Pagi itu, ruang tunggu rumah sakit tampak lengang. Aroma antiseptik bercampur wangi obat-obatan samar memenuhi udara. Valeria duduk diam di sebuah kursi panjang, kedua tangannya saling menggenggam erat hingga buku-buku jarinya memutih.
Ia menatap lantai, mendengarkan detail jam dinding yang terasa begitu lambat... atau justru terlalu cepat.
Pintu ruangan dokter terbuka.
"Atas nama Ny. Valeria?" panggil seorang perawat.
Valeria berdiri. Langkahnya terasa berat, tapi ia memaksa wajahnya tetap tenang saat masuk ke ruang dokter.
Ruang praktik dokter selalu punya aroma antiseptik yang khas dan menenangkan bagi beberapa orang, namun menyesakkan bagi Valeria. Lampu putih di langit-langit tampak terlalu terang, menusuk mata yang sejak tadi terasa berat.
Valeria duduk di atas kursi pasien, tangan dinginnya meremas ujung tas kecil di pangkuan.
"Baik, Ibu Valeria... hasil lab anda sudah keluar semua." Suara dokter itu terdengar hati-hati, bahkan terlalu hati-hati.
Valeria tentu langsung mengetahuinya, ini bukan hasil yang bagus.
Dokter menunjukkan tabel hasil darahnya. Angka-angka yang beberapa bulan lalu masih normal kini bergeser jauh.
"Autoimun anda... saat ini sedang flare cukup parah," ucap dokter. "Peradangan di tubuh naik signifikan. Bagian ginjal juga mulai menunjukkan tanda-tanda kelelahan."
Sebilah rasa asing menusuk perutnya. Bukan sakit fisik-lebih seperti... ketakutan.
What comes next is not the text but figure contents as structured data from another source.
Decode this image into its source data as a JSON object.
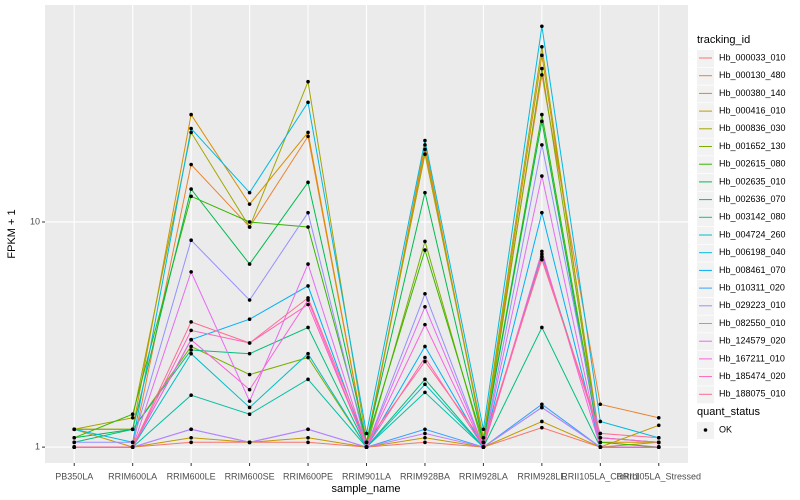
{
  "chart_data": {
    "type": "line",
    "x_label": "sample_name",
    "y_label": "FPKM + 1",
    "categories": [
      "PB350LA",
      "RRIM600LA",
      "RRIM600LE",
      "RRIM600SE",
      "RRIM600PE",
      "RRIM901LA",
      "RRIM928BA",
      "RRIM928LA",
      "RRIM928LE",
      "RRII105LA_Control",
      "RRII105LA_Stressed"
    ],
    "ylim": [
      0.85,
      92
    ],
    "yticks": [
      1,
      10
    ],
    "log_y": true,
    "grid": true,
    "legend_position": "right",
    "legend_title": "tracking_id",
    "point_legend": {
      "title": "quant_status",
      "labels": [
        "OK"
      ],
      "color": "#000000"
    },
    "series": [
      {
        "name": "Hb_000033_010",
        "color": "#F8766D",
        "values": [
          1.0,
          1.0,
          1.05,
          1.05,
          1.05,
          1.0,
          1.05,
          1.0,
          1.22,
          1.0,
          1.0
        ]
      },
      {
        "name": "Hb_000130_480",
        "color": "#EA8331",
        "values": [
          1.0,
          1.0,
          18,
          9.5,
          24,
          1.0,
          21,
          1.1,
          45,
          1.55,
          1.35
        ]
      },
      {
        "name": "Hb_000380_140",
        "color": "#D89000",
        "values": [
          1.2,
          1.2,
          30,
          12,
          25,
          1.0,
          22,
          1.05,
          55,
          1.05,
          1.05
        ]
      },
      {
        "name": "Hb_000416_010",
        "color": "#C09B00",
        "values": [
          1.2,
          1.0,
          1.1,
          1.05,
          1.1,
          1.0,
          1.1,
          1.0,
          1.3,
          1.0,
          1.25
        ]
      },
      {
        "name": "Hb_000836_030",
        "color": "#A3A500",
        "values": [
          1.2,
          1.35,
          25,
          9.5,
          42,
          1.05,
          20,
          1.1,
          60,
          1.0,
          1.05
        ]
      },
      {
        "name": "Hb_001652_130",
        "color": "#7CAE00",
        "values": [
          1.2,
          1.2,
          2.8,
          2.1,
          2.5,
          1.0,
          8.2,
          1.0,
          48,
          1.0,
          1.0
        ]
      },
      {
        "name": "Hb_002615_080",
        "color": "#39B600",
        "values": [
          1.1,
          1.4,
          13,
          10,
          9.5,
          1.05,
          7.5,
          1.05,
          30,
          1.05,
          1.0
        ]
      },
      {
        "name": "Hb_002635_010",
        "color": "#00BB4E",
        "values": [
          1.1,
          1.2,
          14,
          6.5,
          15,
          1.05,
          13.5,
          1.05,
          28,
          1.0,
          1.0
        ]
      },
      {
        "name": "Hb_002636_070",
        "color": "#00BF7D",
        "values": [
          1.05,
          1.2,
          2.7,
          2.6,
          3.4,
          1.0,
          2.0,
          1.0,
          3.4,
          1.0,
          1.0
        ]
      },
      {
        "name": "Hb_003142_080",
        "color": "#00C1A3",
        "values": [
          1.0,
          1.0,
          1.7,
          1.4,
          2.0,
          1.0,
          1.75,
          1.0,
          1.5,
          1.0,
          1.0
        ]
      },
      {
        "name": "Hb_004724_260",
        "color": "#00BFC4",
        "values": [
          1.0,
          1.0,
          2.6,
          1.5,
          2.6,
          1.0,
          1.9,
          1.0,
          7.2,
          1.1,
          1.05
        ]
      },
      {
        "name": "Hb_006198_040",
        "color": "#00BAE0",
        "values": [
          1.2,
          1.05,
          26,
          13.5,
          34,
          1.15,
          23,
          1.2,
          74,
          1.3,
          1.1
        ]
      },
      {
        "name": "Hb_008461_070",
        "color": "#00B0F6",
        "values": [
          1.0,
          1.0,
          3.0,
          3.7,
          5.2,
          1.0,
          2.8,
          1.0,
          11,
          1.0,
          1.0
        ]
      },
      {
        "name": "Hb_010311_020",
        "color": "#35A2FF",
        "values": [
          1.0,
          1.0,
          1.2,
          1.05,
          1.2,
          1.0,
          1.2,
          1.0,
          1.55,
          1.0,
          1.0
        ]
      },
      {
        "name": "Hb_029223_010",
        "color": "#9590FF",
        "values": [
          1.05,
          1.05,
          8.3,
          4.5,
          11,
          1.0,
          4.8,
          1.0,
          22,
          1.1,
          1.05
        ]
      },
      {
        "name": "Hb_082550_010",
        "color": "#C77CFF",
        "values": [
          1.0,
          1.0,
          1.2,
          1.05,
          1.2,
          1.0,
          1.15,
          1.0,
          1.5,
          1.0,
          1.0
        ]
      },
      {
        "name": "Hb_124579_020",
        "color": "#E76BF3",
        "values": [
          1.0,
          1.0,
          6,
          1.6,
          6.5,
          1.0,
          4.2,
          1.0,
          16,
          1.0,
          1.0
        ]
      },
      {
        "name": "Hb_167211_010",
        "color": "#FA62DB",
        "values": [
          1.0,
          1.0,
          3.0,
          1.8,
          4.5,
          1.0,
          3.5,
          1.0,
          7.4,
          1.0,
          1.0
        ]
      },
      {
        "name": "Hb_185474_020",
        "color": "#FF62BC",
        "values": [
          1.0,
          1.0,
          3.3,
          2.9,
          4.3,
          1.0,
          2.5,
          1.0,
          7.0,
          1.1,
          1.05
        ]
      },
      {
        "name": "Hb_188075_010",
        "color": "#FF6C91",
        "values": [
          1.0,
          1.0,
          3.6,
          2.9,
          4.6,
          1.05,
          2.4,
          1.05,
          6.8,
          1.15,
          1.1
        ]
      }
    ]
  }
}
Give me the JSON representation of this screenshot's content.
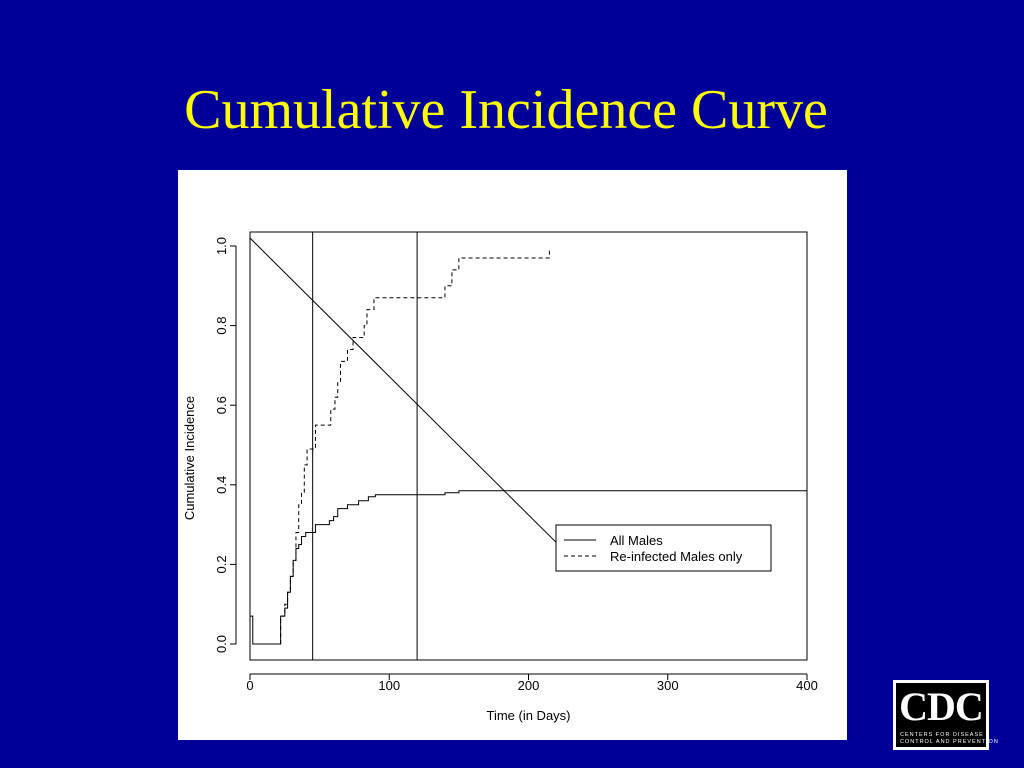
{
  "slide": {
    "title": "Cumulative Incidence Curve"
  },
  "logo": {
    "letters": "CDC",
    "line1": "CENTERS FOR DISEASE",
    "line2": "CONTROL AND PREVENTION"
  },
  "colors": {
    "background": "#000099",
    "title": "#ffff00",
    "panel": "#ffffff",
    "ink": "#000000"
  },
  "chart_data": {
    "type": "line",
    "xlabel": "Time (in Days)",
    "ylabel": "Cumulative Incidence",
    "xlim": [
      0,
      400
    ],
    "ylim": [
      0,
      1.0
    ],
    "xticks": [
      0,
      100,
      200,
      300,
      400
    ],
    "yticks": [
      0.0,
      0.2,
      0.4,
      0.6,
      0.8,
      1.0
    ],
    "xtick_labels": [
      "0",
      "100",
      "200",
      "300",
      "400"
    ],
    "ytick_labels": [
      "0.0",
      "0.2",
      "0.4",
      "0.6",
      "0.8",
      "1.0"
    ],
    "grid": false,
    "legend_position": "bottom-right",
    "vertical_reference_lines": [
      45,
      120
    ],
    "diagonal_reference_line": {
      "from": [
        0,
        1.02
      ],
      "to": [
        230,
        0.22
      ]
    },
    "series": [
      {
        "name": "All Males",
        "style": "solid",
        "step": true,
        "points": [
          [
            0,
            0.07
          ],
          [
            2,
            0.0
          ],
          [
            22,
            0.0
          ],
          [
            22,
            0.07
          ],
          [
            25,
            0.09
          ],
          [
            27,
            0.13
          ],
          [
            29,
            0.17
          ],
          [
            31,
            0.21
          ],
          [
            33,
            0.24
          ],
          [
            35,
            0.25
          ],
          [
            37,
            0.27
          ],
          [
            40,
            0.28
          ],
          [
            47,
            0.3
          ],
          [
            57,
            0.31
          ],
          [
            60,
            0.32
          ],
          [
            63,
            0.34
          ],
          [
            70,
            0.35
          ],
          [
            78,
            0.36
          ],
          [
            85,
            0.37
          ],
          [
            90,
            0.375
          ],
          [
            140,
            0.38
          ],
          [
            150,
            0.385
          ],
          [
            215,
            0.385
          ],
          [
            400,
            0.385
          ]
        ]
      },
      {
        "name": "Re-infected Males only",
        "style": "dashed",
        "step": true,
        "points": [
          [
            22,
            0.0
          ],
          [
            22,
            0.07
          ],
          [
            25,
            0.1
          ],
          [
            27,
            0.13
          ],
          [
            29,
            0.17
          ],
          [
            31,
            0.21
          ],
          [
            33,
            0.28
          ],
          [
            35,
            0.35
          ],
          [
            37,
            0.38
          ],
          [
            39,
            0.45
          ],
          [
            41,
            0.49
          ],
          [
            47,
            0.55
          ],
          [
            58,
            0.59
          ],
          [
            61,
            0.62
          ],
          [
            63,
            0.66
          ],
          [
            65,
            0.71
          ],
          [
            70,
            0.74
          ],
          [
            74,
            0.77
          ],
          [
            82,
            0.8
          ],
          [
            84,
            0.84
          ],
          [
            89,
            0.87
          ],
          [
            140,
            0.9
          ],
          [
            145,
            0.94
          ],
          [
            150,
            0.97
          ],
          [
            215,
            0.99
          ]
        ]
      }
    ]
  }
}
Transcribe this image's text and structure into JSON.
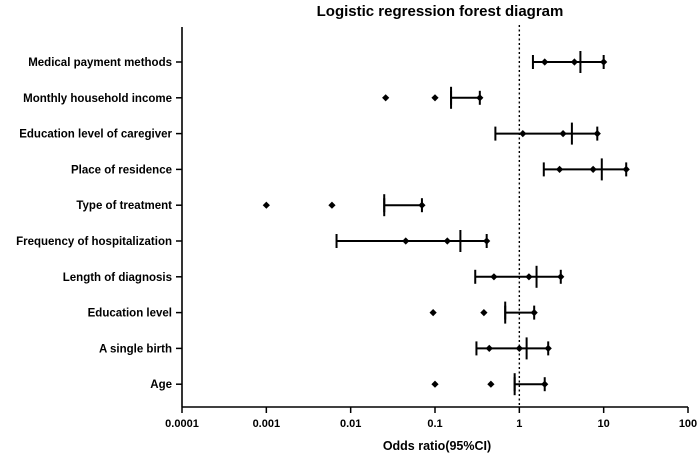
{
  "chart_data": {
    "type": "forest",
    "title": "Logistic regression forest diagram",
    "xlabel": "Odds ratio(95%CI)",
    "ylabel": "",
    "x_scale": "log",
    "xlim": [
      0.0001,
      100
    ],
    "x_ticks": [
      "0.0001",
      "0.001",
      "0.01",
      "0.1",
      "1",
      "10",
      "100"
    ],
    "x_tick_values": [
      0.0001,
      0.001,
      0.01,
      0.1,
      1,
      10,
      100
    ],
    "reference_line": 1,
    "grid": false,
    "rows": [
      {
        "label": "Medical payment methods",
        "markers": [
          2.0,
          4.5
        ],
        "or": 5.3,
        "ci": [
          1.45,
          10.0
        ]
      },
      {
        "label": "Monthly household income",
        "markers": [
          0.026,
          0.1
        ],
        "or": 0.155,
        "ci": [
          0.155,
          0.34
        ]
      },
      {
        "label": "Education level of caregiver",
        "markers": [
          1.1,
          3.3
        ],
        "or": 4.2,
        "ci": [
          0.52,
          8.4
        ]
      },
      {
        "label": "Place of residence",
        "markers": [
          3.0,
          7.5
        ],
        "or": 9.5,
        "ci": [
          1.95,
          18.5
        ]
      },
      {
        "label": "Type of treatment",
        "markers": [
          0.001,
          0.006
        ],
        "or": 0.025,
        "ci": [
          0.025,
          0.07
        ]
      },
      {
        "label": "Frequency of hospitalization",
        "markers": [
          0.045,
          0.14
        ],
        "or": 0.2,
        "ci": [
          0.0068,
          0.41
        ]
      },
      {
        "label": "Length of diagnosis",
        "markers": [
          0.5,
          1.3
        ],
        "or": 1.6,
        "ci": [
          0.3,
          3.1
        ]
      },
      {
        "label": "Education level",
        "markers": [
          0.095,
          0.38
        ],
        "or": 0.68,
        "ci": [
          0.68,
          1.5
        ]
      },
      {
        "label": "A single birth",
        "markers": [
          0.44,
          1.0
        ],
        "or": 1.22,
        "ci": [
          0.31,
          2.2
        ]
      },
      {
        "label": "Age",
        "markers": [
          0.1,
          0.46
        ],
        "or": 0.88,
        "ci": [
          0.88,
          2.0
        ]
      }
    ],
    "colors": {
      "marks": "#000000",
      "axis": "#000000",
      "background": "#ffffff"
    }
  }
}
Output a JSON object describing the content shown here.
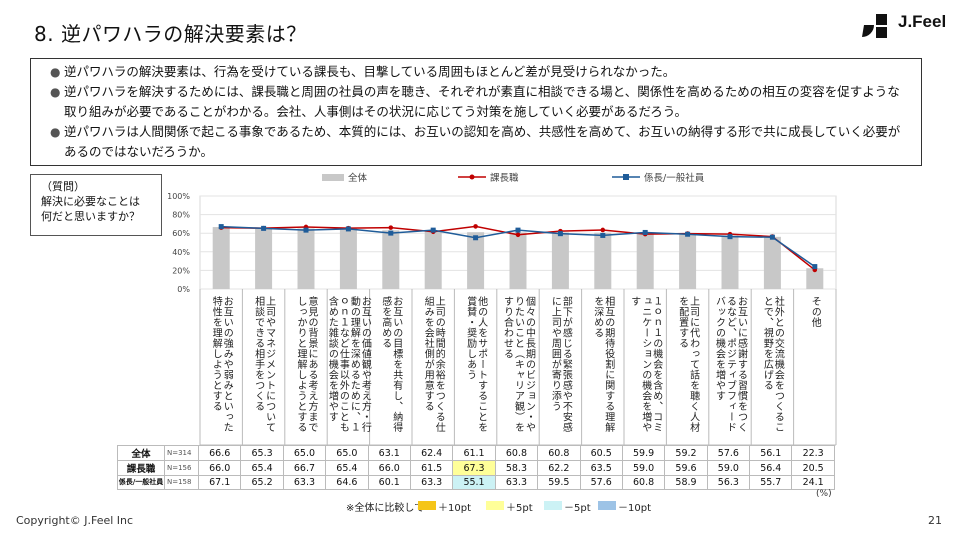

"Pasien penderita autoimun seperti Ibu, biasanya kuat. Tapi kalau flare sebesar ini terus berlanjut, Ibu akan sering drop. Bahkan, ada kemungkinan bisa pingsan atau—"
Dokter terdiam, menahan kata-kata yang pasti tidak ingin Valeria dengar.
Valeria mengangguk pelan, meski matanya mulai memanas. "Terapinya masih bisa... nahan tapi kan, Dok?"
"Bisa. Tapi anda juga harus siap. Jika kondisi nantinya akan semakin menurun. Ibu perlu pendampingan kalau sewaktu-waktu tubuh Ibu melemah."
Pendampingan.
Itu kata yang membuat jantungnya mencelos.
"Untuk sekarang," lanjut Dokter, menuliskan resep. "Kita tingkatkan dosis obat. Tapi Ibu harus lebih perhatikan diri Ibu, jangan stres. Tekanan emosional justru akan membuat flare bisa semakin parah."
Valeria tersenyum kecil, senyum yang tak lain merupakan senyum yang tampak sangat getir. Mendengar kata stres tidak membantu sama sekali menurut dirinya.
"Terima kasih, Dok..." ucapnya pelan.
Ia hanya ingin keluar, menjauh, menelan kenyataan ini sendirian seperti biasanya.
***
Di luar rumah sakit, angin sore terasa dingin di kulitnya. Valeria memegang pundaknya sendiri, mencoba menopang tubuh yang mulai terasa berat. Hingga perlahan, ia menuju pintu depan mobilnya-pintu kemudi, dirinya memang pergi tanpa supir.
Selama ini ia merasa kuat, ia bisa bekerja, mengurus Zefanya, dan mengurus semuanya sendirian tanpa bantuan siapa pun. Dirinya yang sudah tak memiliki orang tua, dan juga merupakan seorang anak tunggal. Beberapa waktu belakangan ini, ia menahan semua rasa sakit yang mulai sering terjadi pada sendinya, rasa pusing, dan kelelahan yang datang mendadak.
Tapi hari ini berbeda.
Hari ini ia merasa... kalah.
Dan ketakutannya datang dalam bentuk bayangan kecil, Zefanya yang akan tumbuh besar dan kemungkinan... tanpa dirinya. Zefanya yang selama ini hanya memiliki dirinya, semenjak kakek neneknya yaitu orang tua Valeria tiada beberapa tahun lalu.
"Mommy gak bisa bayangin kamu akan sendirian, Zef..." Sebening kristal cair turun ke pipinya dari arah matanya. "Makanya, aku memperjuangkan semuanya... tentang anakku, Zefanya... pada ayahnya, Zenan. Karena hanya Zenan yang bisa dan punya hubungan yang dekat dengan anakku. Zenan harus bertanggung jawab. Karena... hanya dia," batin Valeria berbicara.